Serve this delicious pata bake with a refreshing salad. Shepherd’s Salad, Coban Salatasi, from Ozlem’s Turkish Table cookery book, for instance would be a wonderful match served aside. Please kindly note that this pasta bake is not included in my cookery book. Afiyet Olsun.
- 2 medium courgettes, grated
- 3 garlic cloves, finely chopped
- 2tbsp olive oil
- 1tsp dried mint
- Sea salt and freshly ground black pepper to taste
- 450g penne (or pasta or your choice)
- 110g grated mild cheddar (to sprinkle on top)
- For the white sauce:
- 480ml warm milk (I prefer whole milk)
- 110g grated medium cheddar
- 45g unsalted butter
- 3tbsp plain flour
- Place grated courgettes in a bowl, sprinkle salt over top and leave to drain for 10 minutes. Then squeeze out the excess moisture, leave a side.
- Pour olive oil in a wide pan, stir in the courgettes and garlic; sauté over medium to high heat for 5-6 minutes. Season with salt and pepper and add dried mint, combine well and set aside to cool.
- Cook the pasta al dente (as suggested on its package), drain, and place on a large mixing bowl. Drizzle a little olive oil and combine so it won’t stick. Set aside.

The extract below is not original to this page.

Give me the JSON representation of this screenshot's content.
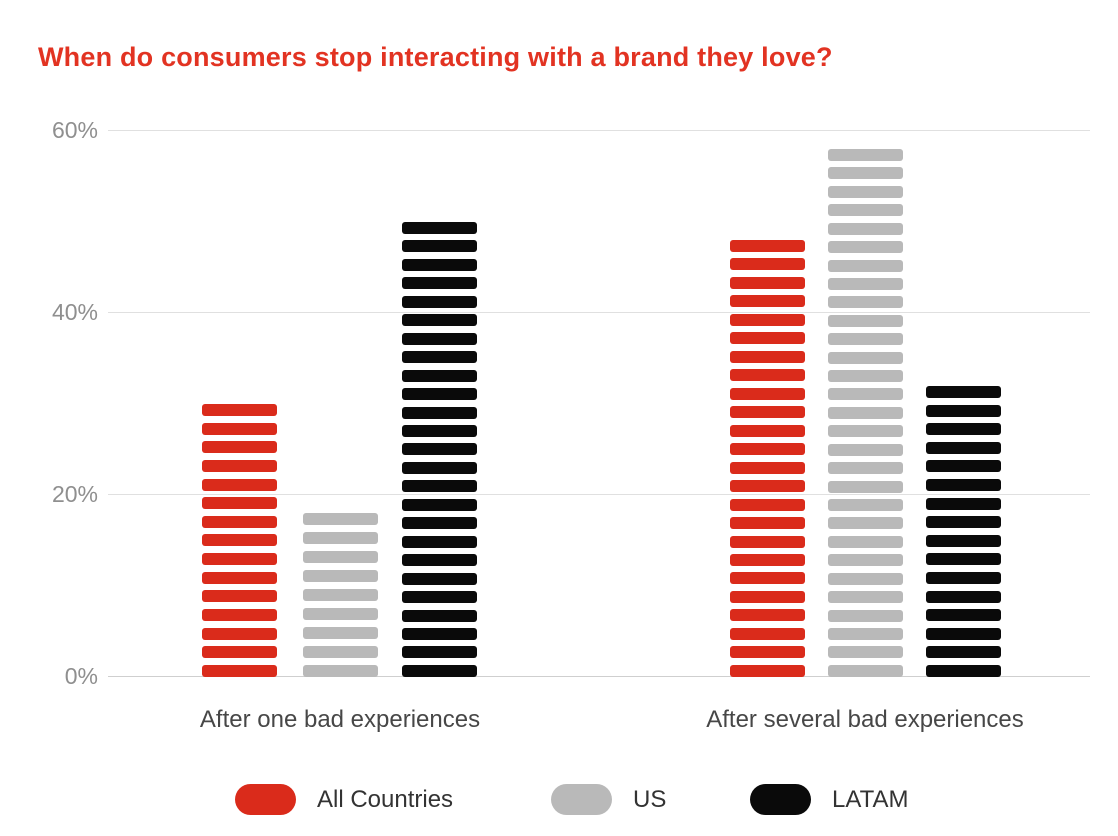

- Preheat fan oven to 180C/350F.
- Make the white sauce by melting the butter in a medium sized pan, on a low to medium heat. Add the flour and beat well. Slowly add the warm milk whisking continuously to get a smooth consistency and cook for about 3-4 minutes, until the sauce is thickened. Stir in the sautéed courgettes and cheese and combine well. Turn the heat off.
- Combine the sauce with the cooked pasta in the large bowl, mix well. Place and spread the mixture in a 30x25cm baking dish. Sprinkle 110g grated cheese over and bake in the preheated oven for 18 – 20 minutes, until it is golden on top.
- Let it cool for 10 minutes, then slice and serve with a refreshing salad. Shepherd’s Salad, Coban Salatasi, from Ozlem’s Turkish Table cookery book, for instance would be a wonderful match served aside. Please kindly note that this pasta bake is not included in my cookery book. Afiyet Olsun.